Komiker David Cross posiert für ein Porträt

Komiker David Cross

(Jason Armond/Los Angeles Times)

Meiner Meinung nach sollte sich alles auch das richtige Maß an Unsicherheit anfühlen.

Das wird bei einer Theateraufführung nie passieren. Das wirst du nie spüren. Und ich weiß nicht, es fühlt sich wirklich fast so an, als ob wir in gewisser Weise den Höhepunkt erreicht hätten, als ob es zu viel gäbe, und deshalb sind diese Dinge nichts Besonderes. Sie sind nicht aufschlussreich, sie sind nicht einzigartig. Ich weiß nicht, können 18.000 Menschen in einer Arena wirklich etwas damit anfangen, dass ein … Milliardär darüber spricht, wie sie abgesagt werden? Ich meine, ist das eine Sache, die ich vermute? Bei diesen anderen großen, raffinierten Sondersendungen, die in einem Kino mit 3.200 oder 3.500 Sitzplätzen gedreht werden, fühlt es sich einfach so an: „Oh, diese Person ist da oben und ich höre mir ihre Witze an.“ Daran ist nichts auszusetzen. Es sind oft sehr lustige Witze, aber darüber hinaus geht es nicht. Es ist einfach so: „Okay, erzähl mir deinen Witz.“ Es könnte genauso gut eine Audio-Sache sein, wissen Sie?

Nun, hoffentlich sind es die Roboternicht Ich komme bald für Ihren Job.

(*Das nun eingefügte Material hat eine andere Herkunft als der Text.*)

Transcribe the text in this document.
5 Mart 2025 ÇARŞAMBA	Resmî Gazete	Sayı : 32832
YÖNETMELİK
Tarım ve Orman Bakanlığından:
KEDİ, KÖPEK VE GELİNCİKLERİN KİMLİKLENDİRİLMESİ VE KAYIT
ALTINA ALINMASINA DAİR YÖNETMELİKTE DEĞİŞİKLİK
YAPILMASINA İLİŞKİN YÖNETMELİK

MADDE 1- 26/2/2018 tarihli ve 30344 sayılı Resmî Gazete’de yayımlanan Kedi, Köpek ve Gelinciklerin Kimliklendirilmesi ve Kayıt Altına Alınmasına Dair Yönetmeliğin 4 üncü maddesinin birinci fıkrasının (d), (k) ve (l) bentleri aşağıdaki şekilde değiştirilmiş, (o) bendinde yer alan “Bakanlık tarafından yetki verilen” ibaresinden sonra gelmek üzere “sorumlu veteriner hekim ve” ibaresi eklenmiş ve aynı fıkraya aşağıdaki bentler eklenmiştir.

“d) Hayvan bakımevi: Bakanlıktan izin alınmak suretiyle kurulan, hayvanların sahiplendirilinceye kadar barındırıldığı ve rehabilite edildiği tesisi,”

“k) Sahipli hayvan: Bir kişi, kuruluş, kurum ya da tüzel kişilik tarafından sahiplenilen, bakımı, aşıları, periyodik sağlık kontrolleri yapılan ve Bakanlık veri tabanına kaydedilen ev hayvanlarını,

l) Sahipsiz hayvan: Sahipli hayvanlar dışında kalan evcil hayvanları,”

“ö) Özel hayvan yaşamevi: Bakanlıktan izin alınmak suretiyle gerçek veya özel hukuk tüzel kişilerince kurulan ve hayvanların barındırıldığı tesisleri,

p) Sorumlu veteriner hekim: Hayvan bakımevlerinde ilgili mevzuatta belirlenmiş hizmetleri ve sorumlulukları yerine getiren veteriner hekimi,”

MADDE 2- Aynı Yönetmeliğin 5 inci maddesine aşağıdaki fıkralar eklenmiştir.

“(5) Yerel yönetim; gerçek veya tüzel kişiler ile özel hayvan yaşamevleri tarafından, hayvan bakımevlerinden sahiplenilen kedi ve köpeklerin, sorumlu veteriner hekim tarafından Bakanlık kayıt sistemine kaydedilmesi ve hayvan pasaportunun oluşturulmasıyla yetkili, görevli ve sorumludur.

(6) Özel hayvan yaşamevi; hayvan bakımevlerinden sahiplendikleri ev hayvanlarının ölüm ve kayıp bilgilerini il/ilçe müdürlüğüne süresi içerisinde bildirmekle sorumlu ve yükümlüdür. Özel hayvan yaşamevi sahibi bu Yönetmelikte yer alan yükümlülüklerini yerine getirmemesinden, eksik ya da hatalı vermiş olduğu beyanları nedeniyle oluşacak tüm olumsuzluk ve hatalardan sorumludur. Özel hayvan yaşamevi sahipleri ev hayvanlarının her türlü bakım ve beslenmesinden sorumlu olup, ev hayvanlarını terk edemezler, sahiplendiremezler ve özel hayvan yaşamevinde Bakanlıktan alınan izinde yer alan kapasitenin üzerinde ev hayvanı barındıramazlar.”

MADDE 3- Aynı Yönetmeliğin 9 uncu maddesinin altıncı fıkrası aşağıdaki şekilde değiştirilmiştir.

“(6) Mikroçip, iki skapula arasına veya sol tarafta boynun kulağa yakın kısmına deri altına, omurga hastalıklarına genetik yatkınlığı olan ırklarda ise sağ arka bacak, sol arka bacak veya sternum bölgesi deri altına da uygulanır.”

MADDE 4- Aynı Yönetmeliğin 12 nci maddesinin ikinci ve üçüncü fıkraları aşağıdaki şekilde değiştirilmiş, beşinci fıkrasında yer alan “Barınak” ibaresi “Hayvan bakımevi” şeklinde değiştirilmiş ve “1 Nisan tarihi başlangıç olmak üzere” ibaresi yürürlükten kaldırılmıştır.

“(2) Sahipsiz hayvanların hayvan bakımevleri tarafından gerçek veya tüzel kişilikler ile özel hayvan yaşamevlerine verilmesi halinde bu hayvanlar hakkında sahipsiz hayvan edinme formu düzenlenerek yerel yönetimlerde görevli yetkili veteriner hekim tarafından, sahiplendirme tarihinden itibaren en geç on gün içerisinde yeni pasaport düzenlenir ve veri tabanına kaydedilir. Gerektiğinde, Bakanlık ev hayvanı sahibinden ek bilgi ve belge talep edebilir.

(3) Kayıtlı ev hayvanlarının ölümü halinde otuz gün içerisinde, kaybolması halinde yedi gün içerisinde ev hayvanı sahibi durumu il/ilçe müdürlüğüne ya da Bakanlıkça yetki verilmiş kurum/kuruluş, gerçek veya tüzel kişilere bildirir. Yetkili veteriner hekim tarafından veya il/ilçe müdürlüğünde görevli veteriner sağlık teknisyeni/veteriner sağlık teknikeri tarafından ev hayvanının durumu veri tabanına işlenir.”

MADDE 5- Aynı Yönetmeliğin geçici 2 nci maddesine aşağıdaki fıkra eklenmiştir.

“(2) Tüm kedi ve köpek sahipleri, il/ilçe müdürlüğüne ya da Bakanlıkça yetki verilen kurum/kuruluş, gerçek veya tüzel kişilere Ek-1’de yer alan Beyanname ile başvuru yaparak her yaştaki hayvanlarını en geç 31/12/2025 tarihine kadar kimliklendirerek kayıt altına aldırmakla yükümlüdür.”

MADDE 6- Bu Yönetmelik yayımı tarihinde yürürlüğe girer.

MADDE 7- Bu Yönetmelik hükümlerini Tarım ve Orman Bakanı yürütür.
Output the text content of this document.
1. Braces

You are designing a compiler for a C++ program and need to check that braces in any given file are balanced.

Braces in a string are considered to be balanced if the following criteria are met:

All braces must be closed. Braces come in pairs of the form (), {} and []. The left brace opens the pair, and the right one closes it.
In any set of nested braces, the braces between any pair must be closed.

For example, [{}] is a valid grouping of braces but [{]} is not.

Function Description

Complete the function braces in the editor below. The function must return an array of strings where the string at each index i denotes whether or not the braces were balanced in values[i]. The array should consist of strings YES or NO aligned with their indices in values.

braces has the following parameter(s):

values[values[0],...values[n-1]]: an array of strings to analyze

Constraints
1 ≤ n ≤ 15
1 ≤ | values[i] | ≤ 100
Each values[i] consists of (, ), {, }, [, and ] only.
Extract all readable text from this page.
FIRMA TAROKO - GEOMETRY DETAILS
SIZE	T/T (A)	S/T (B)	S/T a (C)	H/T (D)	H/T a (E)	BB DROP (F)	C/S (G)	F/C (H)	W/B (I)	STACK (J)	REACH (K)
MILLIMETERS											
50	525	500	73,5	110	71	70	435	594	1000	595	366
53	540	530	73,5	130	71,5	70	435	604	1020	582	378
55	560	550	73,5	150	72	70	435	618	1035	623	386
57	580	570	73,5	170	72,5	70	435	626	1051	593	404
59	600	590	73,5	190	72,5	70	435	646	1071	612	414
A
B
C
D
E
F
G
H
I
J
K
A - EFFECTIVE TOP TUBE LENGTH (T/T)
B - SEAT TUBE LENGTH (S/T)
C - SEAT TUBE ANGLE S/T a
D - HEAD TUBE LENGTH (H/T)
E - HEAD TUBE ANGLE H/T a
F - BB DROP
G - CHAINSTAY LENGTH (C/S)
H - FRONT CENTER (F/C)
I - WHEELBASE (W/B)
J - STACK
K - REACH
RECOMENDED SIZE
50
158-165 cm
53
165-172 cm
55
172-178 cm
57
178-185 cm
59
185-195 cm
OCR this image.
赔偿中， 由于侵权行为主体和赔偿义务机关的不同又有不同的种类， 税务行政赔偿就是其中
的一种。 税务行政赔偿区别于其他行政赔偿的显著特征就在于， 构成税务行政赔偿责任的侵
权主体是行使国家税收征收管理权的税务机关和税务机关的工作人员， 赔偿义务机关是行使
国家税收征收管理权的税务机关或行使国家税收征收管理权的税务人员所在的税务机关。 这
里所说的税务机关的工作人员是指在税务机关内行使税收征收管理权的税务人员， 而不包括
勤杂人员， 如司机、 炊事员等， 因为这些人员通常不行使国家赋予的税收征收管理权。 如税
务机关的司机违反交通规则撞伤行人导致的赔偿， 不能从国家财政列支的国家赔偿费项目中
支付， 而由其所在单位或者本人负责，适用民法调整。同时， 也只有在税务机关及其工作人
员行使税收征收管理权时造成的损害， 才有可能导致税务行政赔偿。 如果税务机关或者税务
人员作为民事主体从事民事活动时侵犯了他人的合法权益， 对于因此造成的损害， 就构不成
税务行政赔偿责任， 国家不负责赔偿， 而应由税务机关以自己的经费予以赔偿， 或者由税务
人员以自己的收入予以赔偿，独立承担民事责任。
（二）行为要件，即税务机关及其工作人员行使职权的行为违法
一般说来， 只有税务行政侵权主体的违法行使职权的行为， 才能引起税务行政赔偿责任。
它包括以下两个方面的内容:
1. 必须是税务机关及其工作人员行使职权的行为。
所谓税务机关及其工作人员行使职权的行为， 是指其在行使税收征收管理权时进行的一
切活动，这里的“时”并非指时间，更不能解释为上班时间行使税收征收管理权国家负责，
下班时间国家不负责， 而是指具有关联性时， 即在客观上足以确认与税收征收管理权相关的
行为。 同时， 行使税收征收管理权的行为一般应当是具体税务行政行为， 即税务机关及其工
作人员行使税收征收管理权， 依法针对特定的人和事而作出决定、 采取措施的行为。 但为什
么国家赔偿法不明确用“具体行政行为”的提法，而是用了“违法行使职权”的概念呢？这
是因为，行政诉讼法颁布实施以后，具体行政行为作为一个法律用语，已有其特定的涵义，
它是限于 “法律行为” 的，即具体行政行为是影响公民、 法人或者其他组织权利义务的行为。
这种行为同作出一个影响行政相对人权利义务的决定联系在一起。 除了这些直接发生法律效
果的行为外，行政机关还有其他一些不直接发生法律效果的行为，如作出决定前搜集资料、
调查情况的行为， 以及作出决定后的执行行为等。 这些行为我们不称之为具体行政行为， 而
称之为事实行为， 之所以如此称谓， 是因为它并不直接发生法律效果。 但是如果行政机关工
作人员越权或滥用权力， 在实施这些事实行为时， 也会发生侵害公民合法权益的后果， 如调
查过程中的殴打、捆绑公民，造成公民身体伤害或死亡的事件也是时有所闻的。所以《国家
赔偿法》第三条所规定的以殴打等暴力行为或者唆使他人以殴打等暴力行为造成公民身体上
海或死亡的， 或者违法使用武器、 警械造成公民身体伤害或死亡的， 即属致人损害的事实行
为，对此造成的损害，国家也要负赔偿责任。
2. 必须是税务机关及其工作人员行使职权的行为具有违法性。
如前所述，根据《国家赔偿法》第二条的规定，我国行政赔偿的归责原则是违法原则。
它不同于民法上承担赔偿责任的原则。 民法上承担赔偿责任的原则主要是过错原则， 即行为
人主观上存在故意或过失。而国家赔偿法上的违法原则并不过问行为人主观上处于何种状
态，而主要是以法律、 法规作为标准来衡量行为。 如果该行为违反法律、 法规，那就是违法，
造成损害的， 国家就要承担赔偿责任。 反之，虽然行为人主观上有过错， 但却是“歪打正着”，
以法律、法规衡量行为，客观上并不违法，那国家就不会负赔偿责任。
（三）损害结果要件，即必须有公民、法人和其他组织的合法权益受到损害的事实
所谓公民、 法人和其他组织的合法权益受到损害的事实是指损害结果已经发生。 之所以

Absolut nicht. Ich meine, das könnte naiv sein, aber ich bin zu 100 % sicher, dass du niemals einen solchen Stand-up-Abend in einem Nachtclub wiederholen wirst. Und sich nicht an Tische zu setzen, während man etwas trinkt und Kellnerinnen vorbeikommen. Ich spreche davon, dass alle auf der Bühne sind, ausverkauft, maximale Kapazität; Jeder ist da, konzentriert, wir alle teilen diese Sache. Das kannst du nicht. KI wird dazu nicht in der Lage sein.

Ja, die Roboter können das nicht, Terminator kann das nicht.

Oh, ich habe Terminator vergessen. Er könnte das tun. G – es.